Assemblywoman Linda Rosenthal, D-Manhattan, touted two of her bills at the lobby day. The Farm Animal Right to Move Act (A.8163) would phase out by 2015 the practice of food-producing farms storing veal, hens and pigs in cages or crates.
The title of the bill comes from Rosenthal's assertion that on some factory farms animals are kept in cages "for virtually their entire lives. … The ones on the outside sort of get welded to the bars of the cages because they just have no room to move."
Rosenthal said her bill "would codify a basic level of decency for these animals that have no rights; they have no way to defend themselves, and they're just captive."

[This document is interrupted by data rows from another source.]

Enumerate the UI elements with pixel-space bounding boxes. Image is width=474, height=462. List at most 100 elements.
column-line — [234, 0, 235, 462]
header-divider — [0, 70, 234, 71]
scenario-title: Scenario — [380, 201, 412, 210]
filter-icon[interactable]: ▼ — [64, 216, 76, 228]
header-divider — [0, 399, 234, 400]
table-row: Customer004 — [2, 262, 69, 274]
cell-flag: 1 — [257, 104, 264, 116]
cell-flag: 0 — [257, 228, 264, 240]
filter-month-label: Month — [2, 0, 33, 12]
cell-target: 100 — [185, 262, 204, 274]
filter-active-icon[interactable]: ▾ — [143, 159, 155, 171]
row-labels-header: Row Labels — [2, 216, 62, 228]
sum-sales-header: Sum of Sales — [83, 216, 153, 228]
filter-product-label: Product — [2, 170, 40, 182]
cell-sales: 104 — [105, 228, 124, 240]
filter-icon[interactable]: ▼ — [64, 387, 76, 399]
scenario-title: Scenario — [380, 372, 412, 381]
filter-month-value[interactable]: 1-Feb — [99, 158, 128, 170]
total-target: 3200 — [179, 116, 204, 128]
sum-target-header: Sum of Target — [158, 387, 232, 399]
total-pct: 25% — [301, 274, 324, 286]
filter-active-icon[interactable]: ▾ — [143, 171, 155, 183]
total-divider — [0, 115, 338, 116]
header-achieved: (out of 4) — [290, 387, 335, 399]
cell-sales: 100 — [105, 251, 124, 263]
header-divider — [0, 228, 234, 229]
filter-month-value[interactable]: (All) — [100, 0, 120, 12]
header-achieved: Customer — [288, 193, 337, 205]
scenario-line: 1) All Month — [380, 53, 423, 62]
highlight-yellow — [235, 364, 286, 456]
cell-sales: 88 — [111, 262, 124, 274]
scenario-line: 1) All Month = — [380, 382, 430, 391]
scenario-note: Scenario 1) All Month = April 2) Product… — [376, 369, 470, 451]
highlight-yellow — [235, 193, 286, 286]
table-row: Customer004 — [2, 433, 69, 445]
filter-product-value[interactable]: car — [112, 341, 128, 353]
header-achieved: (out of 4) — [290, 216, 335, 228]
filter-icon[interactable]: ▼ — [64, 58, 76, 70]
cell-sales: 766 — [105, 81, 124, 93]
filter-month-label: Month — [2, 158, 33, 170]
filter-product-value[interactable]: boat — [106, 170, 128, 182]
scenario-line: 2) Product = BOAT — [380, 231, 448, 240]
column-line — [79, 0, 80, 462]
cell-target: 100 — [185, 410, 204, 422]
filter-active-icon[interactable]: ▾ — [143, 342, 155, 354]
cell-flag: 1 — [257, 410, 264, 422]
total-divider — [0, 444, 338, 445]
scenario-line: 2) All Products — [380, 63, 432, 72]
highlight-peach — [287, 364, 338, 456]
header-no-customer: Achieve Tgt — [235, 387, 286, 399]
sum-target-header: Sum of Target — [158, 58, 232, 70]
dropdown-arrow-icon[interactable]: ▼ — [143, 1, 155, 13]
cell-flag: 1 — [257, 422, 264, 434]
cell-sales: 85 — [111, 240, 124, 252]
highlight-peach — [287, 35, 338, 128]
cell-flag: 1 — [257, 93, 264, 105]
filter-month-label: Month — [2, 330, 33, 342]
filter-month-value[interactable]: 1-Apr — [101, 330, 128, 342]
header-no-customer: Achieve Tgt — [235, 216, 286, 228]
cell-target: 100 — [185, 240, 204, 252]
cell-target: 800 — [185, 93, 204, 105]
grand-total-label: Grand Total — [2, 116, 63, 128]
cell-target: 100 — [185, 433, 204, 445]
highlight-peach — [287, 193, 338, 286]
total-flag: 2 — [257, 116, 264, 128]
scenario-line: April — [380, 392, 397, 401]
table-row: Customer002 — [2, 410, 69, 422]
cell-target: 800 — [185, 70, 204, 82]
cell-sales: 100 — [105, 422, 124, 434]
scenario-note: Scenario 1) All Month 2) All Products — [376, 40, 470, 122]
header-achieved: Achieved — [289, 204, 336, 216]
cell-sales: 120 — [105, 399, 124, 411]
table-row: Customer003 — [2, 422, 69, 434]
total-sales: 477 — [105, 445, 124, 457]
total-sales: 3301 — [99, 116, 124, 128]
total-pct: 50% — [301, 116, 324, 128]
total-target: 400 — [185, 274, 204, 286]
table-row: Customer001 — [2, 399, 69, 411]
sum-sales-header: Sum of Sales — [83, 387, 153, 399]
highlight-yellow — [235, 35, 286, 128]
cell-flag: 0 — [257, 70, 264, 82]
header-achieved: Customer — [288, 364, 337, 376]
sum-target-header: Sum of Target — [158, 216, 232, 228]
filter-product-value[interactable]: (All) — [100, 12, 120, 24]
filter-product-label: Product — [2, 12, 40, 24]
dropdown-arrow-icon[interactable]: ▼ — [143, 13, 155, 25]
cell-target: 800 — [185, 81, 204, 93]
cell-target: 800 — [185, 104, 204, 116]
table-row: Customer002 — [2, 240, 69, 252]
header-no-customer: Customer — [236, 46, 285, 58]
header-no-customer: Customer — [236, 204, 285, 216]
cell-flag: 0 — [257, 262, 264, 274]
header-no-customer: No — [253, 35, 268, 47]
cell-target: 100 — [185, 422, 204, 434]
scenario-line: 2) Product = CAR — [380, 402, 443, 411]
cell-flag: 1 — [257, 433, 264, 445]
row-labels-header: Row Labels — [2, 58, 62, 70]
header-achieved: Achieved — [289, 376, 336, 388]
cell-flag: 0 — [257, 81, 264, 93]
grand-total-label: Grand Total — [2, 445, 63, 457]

Another bill introduced by Rosenthal (A.9732) would prohibit the act of tail-docking, or partially amputating up to two-thirds of a cow's tail. The practice is done mainly on dairy farms to prevent contamination during the milking process.
But according to Rosenthal, the process has not been proven to produce more sanitary milk and is an extremely painful and slow procedure. It is done by either strangulating the blood supply to the tail by using a rubber band or twisting off the tail with a sharp instrument.
Neither of Rosenthal's bills have a same-as in the Senate, and the Assemblywoman said she is searching for the perfect sponsor. "I want people who are doing it because it's the right thing to do, not because it's the popular thing," she said. Both bills are currently in the Assembly Agriculture Committee.
"I believe that even people who use and consume animal products, when they find out about the cruelty these animals live through, they want no part of that," said Rosenthal. "So at least while they're living, treat them humanely. It's the least we can do."
Another bill touted at the lobby day (S.3223/A.6788) is sponsored in the Senate by Carl Kruger, D-Brooklyn, and in the Assembly by Deborah Glick, D-Manhattan. It would ban canned shoots, which are fenced-in hunting facilities where shooters pay to kill animals that are not wild. Guides working at canned shoots lure animals to certain areas where shooters wait to kill them.
According to the Humane Society, individuals mainly use canned shoots to obtain trophy-size animals to decorate their homes with and have nothing to do with hunting or sportsmanship. The animals, according to the society, often come from private breeders or zoos and are not naturally scared of people.
"It's not real hunting," said Patrick Kwan, the Humane Society's New York director. According to Kwan, more than 20 other states have already banned canned shoots. Both the Assembly and Senate bills are now in their Environmental Conservation committees.
Bill S.5392-a/A.7285-b, sponsored in the Senate by Daniel Squadron, D-Brooklyn, and in the Assembly by Amy Paulin, D-Scarsdale, would make it a Class A misdemeanor for a person or business that sells pets to own more than 50 dogs or cats over four months old if they are not neutered.
The act springs out of controversy over puppy mills, which according to the Humane Society, "contribute to pet overpopulation by churning out thousands of puppies a year that are often sold to impulse buyers and ultimately end up in shelters."
Both the Assembly and Senate bills are currently in their Agriculture Committees.